“Robosigning,” or the practice of mortgage lender employees processing foreclosure documents without personal knowledge of the case, has been a source of litigation nationwide. Advocates for property owners in foreclosure say that robosigning has led to errors that have unfairly caused some people to lose their homes. However, the Nevada Association of Realtors said, laws to restrict robosigning have harmed the real estate industry in the state.
With the Nevada Legislature’s 2013 session opening yesterday, the association is asking lawmakers to amend a recently enacted statute that makes robosigning more difficult. The law went into effect in October 2011. Since then, the real estate industry says, foreclosures have dropped significantly. The foreclosure rate in Nevada dropped 57 percent from 2011 to 2012 and the number of sales of foreclosed homes has also gone way down as a percentage of all sales.
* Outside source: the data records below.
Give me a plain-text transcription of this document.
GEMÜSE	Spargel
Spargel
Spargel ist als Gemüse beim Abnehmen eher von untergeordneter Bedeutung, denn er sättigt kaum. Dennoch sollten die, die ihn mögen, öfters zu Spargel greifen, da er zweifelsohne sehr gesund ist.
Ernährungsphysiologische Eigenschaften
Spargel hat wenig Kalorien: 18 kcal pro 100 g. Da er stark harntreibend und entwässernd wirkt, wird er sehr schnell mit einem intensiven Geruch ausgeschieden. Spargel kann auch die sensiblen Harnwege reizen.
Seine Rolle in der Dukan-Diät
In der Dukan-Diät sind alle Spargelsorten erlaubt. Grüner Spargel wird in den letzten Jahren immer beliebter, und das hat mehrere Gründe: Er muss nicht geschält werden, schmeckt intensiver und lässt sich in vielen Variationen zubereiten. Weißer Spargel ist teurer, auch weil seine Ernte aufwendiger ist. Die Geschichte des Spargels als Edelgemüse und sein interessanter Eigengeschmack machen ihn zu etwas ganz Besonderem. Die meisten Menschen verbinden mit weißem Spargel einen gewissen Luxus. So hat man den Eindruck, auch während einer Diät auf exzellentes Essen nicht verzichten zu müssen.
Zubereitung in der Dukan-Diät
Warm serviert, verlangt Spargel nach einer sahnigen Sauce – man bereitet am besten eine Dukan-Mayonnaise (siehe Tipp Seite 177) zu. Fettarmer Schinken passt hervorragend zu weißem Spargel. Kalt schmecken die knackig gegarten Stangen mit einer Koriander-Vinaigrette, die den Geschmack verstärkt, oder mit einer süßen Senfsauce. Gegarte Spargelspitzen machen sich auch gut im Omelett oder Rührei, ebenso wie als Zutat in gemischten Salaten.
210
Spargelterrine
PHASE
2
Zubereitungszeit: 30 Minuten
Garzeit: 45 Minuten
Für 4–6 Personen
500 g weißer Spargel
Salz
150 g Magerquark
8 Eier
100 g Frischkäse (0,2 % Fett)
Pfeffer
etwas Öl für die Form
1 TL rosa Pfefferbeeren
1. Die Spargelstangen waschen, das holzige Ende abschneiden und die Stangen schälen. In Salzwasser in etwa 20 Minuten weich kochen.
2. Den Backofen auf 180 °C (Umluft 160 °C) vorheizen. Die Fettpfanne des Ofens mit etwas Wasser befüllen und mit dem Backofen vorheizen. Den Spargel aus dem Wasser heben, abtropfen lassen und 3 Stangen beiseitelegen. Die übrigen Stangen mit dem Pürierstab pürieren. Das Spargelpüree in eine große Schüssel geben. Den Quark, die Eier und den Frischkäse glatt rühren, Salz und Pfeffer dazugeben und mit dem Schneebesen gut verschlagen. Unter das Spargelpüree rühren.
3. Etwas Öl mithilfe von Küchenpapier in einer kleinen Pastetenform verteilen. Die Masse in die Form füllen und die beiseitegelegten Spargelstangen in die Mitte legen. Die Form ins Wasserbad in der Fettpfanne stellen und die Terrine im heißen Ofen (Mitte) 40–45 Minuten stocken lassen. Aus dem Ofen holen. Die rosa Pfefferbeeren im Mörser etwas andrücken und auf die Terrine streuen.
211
Of course, there are several reasons that foreclosures are down in Nevada, including improvement to the economy and nationwide litigation settlement that gives banks incentive to accept mortgage renegotiations and short sales. But the 2011 law, which requires lenders to provide a signed affidavit swearing they have personal knowledge of the documentary history of a house in default before they execute foreclosure documents, has had an onerous effect on the real estate market by keeping home in default in the hands of the homeowners.
If the Legislature chooses to take another look at the robosigning statute, it will have to balance the rights of homeowners with the interests of local business.